The conference option is a trick underperforming rulers have used in the past to perpetuate themselves in office. Such attempts however, came to naught. This, too, will come to naught. It is dead on arrival.
Nigerians in the informed circles, that is, have queried severally the rationale of convening a conference when there is a sitting parliament that boasts of two chambers.
Who, such Nigerians asked time and again, has the legitimate right to discuss the fate of the nation between duly elected representatives and handpicked and clearly leeching jobs men?

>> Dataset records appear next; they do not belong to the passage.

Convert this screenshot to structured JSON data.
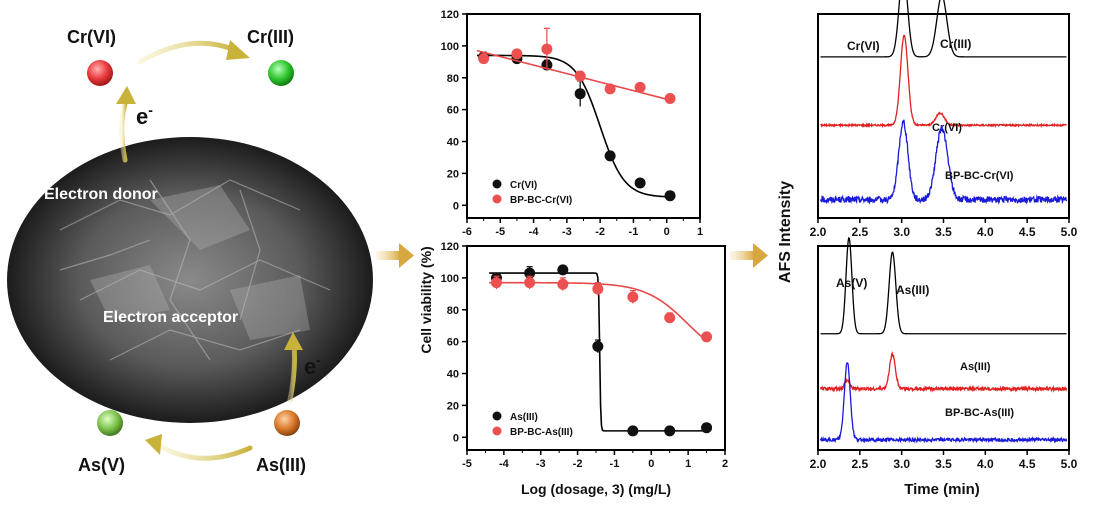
{
  "scheme": {
    "cr6_label": "Cr(VI)",
    "cr3_label": "Cr(III)",
    "as5_label": "As(V)",
    "as3_label": "As(III)",
    "electron_top": "e",
    "electron_bottom": "e",
    "electron_sup": "-",
    "donor_label": "Electron donor",
    "acceptor_label": "Electron acceptor",
    "colors": {
      "cr6": "#e8383a",
      "cr3": "#2ec52e",
      "as5": "#7cc24a",
      "as3": "#d9782a",
      "arrow": "#c8b23a",
      "flow_arrow": "#d8b04a"
    }
  },
  "chart_data": [
    {
      "type": "scatter",
      "id": "cr-viability",
      "ylabel": "Cell viability (%)",
      "xlim": [
        -6,
        1
      ],
      "ylim": [
        -8,
        120
      ],
      "xticks": [
        -6,
        -5,
        -4,
        -3,
        -2,
        -1,
        0,
        1
      ],
      "xtick_labels": [
        "-6",
        "-5",
        "-4",
        "-3",
        "-2",
        "-1",
        "0",
        "1"
      ],
      "yticks": [
        0,
        20,
        40,
        60,
        80,
        100,
        120
      ],
      "legend_position": "bottom-left",
      "series": [
        {
          "name": "Cr(VI)",
          "color": "#000000",
          "x": [
            -5.5,
            -4.5,
            -3.6,
            -2.6,
            -1.7,
            -0.8,
            0.1
          ],
          "y": [
            93,
            92,
            88,
            70,
            31,
            14,
            6
          ],
          "err": [
            3,
            2,
            3,
            8,
            1,
            1,
            1
          ],
          "fit": "sigmoid",
          "fit_params": {
            "top": 94,
            "bottom": 5,
            "ec50": -2.0,
            "slope": 1.2
          }
        },
        {
          "name": "BP-BC-Cr(VI)",
          "color": "#e84848",
          "x": [
            -5.5,
            -4.5,
            -3.6,
            -2.6,
            -1.7,
            -0.8,
            0.1
          ],
          "y": [
            92,
            95,
            98,
            81,
            73,
            74,
            67
          ],
          "err": [
            3,
            2,
            13,
            3,
            1,
            1,
            1
          ],
          "fit": "linear",
          "fit_params": {
            "x0": -5.7,
            "y0": 97,
            "x1": 0.1,
            "y1": 66
          }
        }
      ]
    },
    {
      "type": "scatter",
      "id": "as-viability",
      "xlabel": "Log (dosage, 3) (mg/L)",
      "xlim": [
        -5,
        2
      ],
      "ylim": [
        -8,
        120
      ],
      "xticks": [
        -5,
        -4,
        -3,
        -2,
        -1,
        0,
        1,
        2
      ],
      "xtick_labels": [
        "-5",
        "-4",
        "-3",
        "-2",
        "-1",
        "0",
        "1",
        "2"
      ],
      "yticks": [
        0,
        20,
        40,
        60,
        80,
        100,
        120
      ],
      "legend_position": "bottom-left",
      "series": [
        {
          "name": "As(III)",
          "color": "#000000",
          "x": [
            -4.2,
            -3.3,
            -2.4,
            -1.45,
            -0.5,
            0.5,
            1.5
          ],
          "y": [
            100,
            103,
            105,
            57,
            4,
            4,
            6
          ],
          "err": [
            3,
            4,
            2,
            4,
            1,
            1,
            1
          ],
          "fit": "sigmoid",
          "fit_params": {
            "top": 103,
            "bottom": 4,
            "ec50": -1.4,
            "slope": 30
          }
        },
        {
          "name": "BP-BC-As(III)",
          "color": "#e84848",
          "x": [
            -4.2,
            -3.3,
            -2.4,
            -1.45,
            -0.5,
            0.5,
            1.5
          ],
          "y": [
            97,
            97,
            96,
            93,
            88,
            75,
            63
          ],
          "err": [
            4,
            4,
            4,
            4,
            4,
            3,
            1
          ],
          "fit": "sigmoid",
          "fit_params": {
            "top": 97,
            "bottom": 45,
            "ec50": 1.0,
            "slope": 0.75
          }
        }
      ]
    },
    {
      "type": "line",
      "id": "cr-afs",
      "ylabel": "AFS Intensity",
      "xlim": [
        2.0,
        5.0
      ],
      "xticks": [
        2.0,
        2.5,
        3.0,
        3.5,
        4.0,
        4.5,
        5.0
      ],
      "xtick_labels": [
        "2.0",
        "2.5",
        "3.0",
        "3.5",
        "4.0",
        "4.5",
        "5.0"
      ],
      "annotations": {
        "peak1": "Cr(VI)",
        "peak2": "Cr(III)"
      },
      "series": [
        {
          "name": "",
          "color": "#000000",
          "baseline": 0.79,
          "peaks": [
            {
              "x": 3.02,
              "h": 0.42,
              "w": 0.05
            },
            {
              "x": 3.48,
              "h": 0.3,
              "w": 0.06
            }
          ],
          "noise": 0
        },
        {
          "name": "Cr(VI)",
          "color": "#e02020",
          "baseline": 0.455,
          "peaks": [
            {
              "x": 3.03,
              "h": 0.44,
              "w": 0.045
            },
            {
              "x": 3.46,
              "h": 0.06,
              "w": 0.05
            }
          ],
          "noise": 0.004
        },
        {
          "name": "BP-BC-Cr(VI)",
          "color": "#1a1ad8",
          "baseline": 0.09,
          "peaks": [
            {
              "x": 3.02,
              "h": 0.38,
              "w": 0.055
            },
            {
              "x": 3.48,
              "h": 0.35,
              "w": 0.07
            }
          ],
          "noise": 0.015
        }
      ]
    },
    {
      "type": "line",
      "id": "as-afs",
      "xlabel": "Time (min)",
      "xlim": [
        2.0,
        5.0
      ],
      "xticks": [
        2.0,
        2.5,
        3.0,
        3.5,
        4.0,
        4.5,
        5.0
      ],
      "xtick_labels": [
        "2.0",
        "2.5",
        "3.0",
        "3.5",
        "4.0",
        "4.5",
        "5.0"
      ],
      "annotations": {
        "peak1": "As(V)",
        "peak2": "As(III)"
      },
      "series": [
        {
          "name": "",
          "color": "#000000",
          "baseline": 0.57,
          "peaks": [
            {
              "x": 2.37,
              "h": 0.47,
              "w": 0.035
            },
            {
              "x": 2.89,
              "h": 0.4,
              "w": 0.04
            }
          ],
          "noise": 0
        },
        {
          "name": "As(III)",
          "color": "#e02020",
          "baseline": 0.3,
          "peaks": [
            {
              "x": 2.35,
              "h": 0.04,
              "w": 0.03
            },
            {
              "x": 2.89,
              "h": 0.17,
              "w": 0.035
            }
          ],
          "noise": 0.008
        },
        {
          "name": "BP-BC-As(III)",
          "color": "#1a1ad8",
          "baseline": 0.05,
          "peaks": [
            {
              "x": 2.35,
              "h": 0.38,
              "w": 0.035
            }
          ],
          "noise": 0.008
        }
      ]
    }
  ]
}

For a government that mouths ‘transformation’ often, the impending conference could only mean additional burden for the taxpayers. Billions of naira have been budgeted to host what a cynical writer describes as the biggest ‘owambe’(disco party) of the year. Why waste such huge resources on a jamboree when critical sectors of the economy are yelling for attention .A conservative estimate has put the bill at N7 billion for the few weeks’ conference.
More shocking is the quality of representatives handpicked by the president himself. His nominees bespeak of a parochial mindset. It provided a window into the inner workings of a ruler disdainful of democratic tenets and imprisoned by base sentiments. It confirms what has been in the market place, that in matters of statesmanship, our president betrays an admirable lack of sense of balance. His choice of nominees certainly shows a ruler who, truly ‘doesn’t give a damn’.
Half of his nominees are infirm or bankrupt. Their nomination is like a bribe to rubber stamp a presidential wish. The other half is peopled by the politically wounded. This conference is an opportunity for them to exact their pound of flesh.
I am not in the least surprised by the cacophony that greeted the delegates’ lists. In South-west, people are kicking. They don’t feel ‘represented’ by those the president nominated.
In North-central, people are similarly kicking. They don’t feel ‘represented’ by the president’s nominees. The Itshekiris cried foul and the president, typically, assuaged them.
The president fancies himself as a simple democrat. But his action and inaction since he took charge as the nation’s leadership portray him as, charitably stated, a turncoat. In public, he cuts the mien and posturing of a lamb steeped in the best tradition of the popular will. He has bamboozled not a few by his meek, self-effacing public disposition.
Most Nigerians were agreed that the President is a nice guy surrounded by bad guys way out of his league in the cloak and dagger game that is essentially the nation’s politics. The charitable among the legion of commentators likened him to a sheep herded into a caravan of camels navigating through the Sahara desert. Nothing could be further from the truth. The nice guy posture is a façade intended to hoodwink the unwary. It is a mask worn by the president so well over the years until his obsession to run for another illegal term unmasked him for what he truly is-unworthy of our trust.
The resort to conference was inevitable. Rulers before Jonathan, as expressed earlier, have used that option. They know that Nigerians love hoopla. We also love yakking. The nation’s media reflect these virtuosity. We yammer and yak. And then we go to sleep. Our rulers, those without shoes and those with guns, exploit this malady to the hilt. They know that their prattling subjects love to babble.
A ‘noiseless’ Nigeria is a ‘calculating’ Nigeria. Any time they are boxed to a corner, these rulers reached into their hat and pull out the ‘conference’ rabbit. It is their answer to the nation’s confounding glitches which they promised, at the dawn of their time, in the cosy chambers of power, to ‘transform’. But a year or two down the road, they become ‘the problem’. The incumbent is no different. I dare say on the performance scale, he is down below average.
This conference is dead on arrival. I don’t see other than sheer waste of public funds coming out from it. Governors Rabiu Musa Kwankwaso of Kano state and lately, Murtala Nyako have expressed strong reservations about it. Kwankwaso was the first to kick since last year. Nyako only recently. In all, both leaders were unanimous that this is sheer waste of time and resources. A feeling of de javu. Too bad envelops me.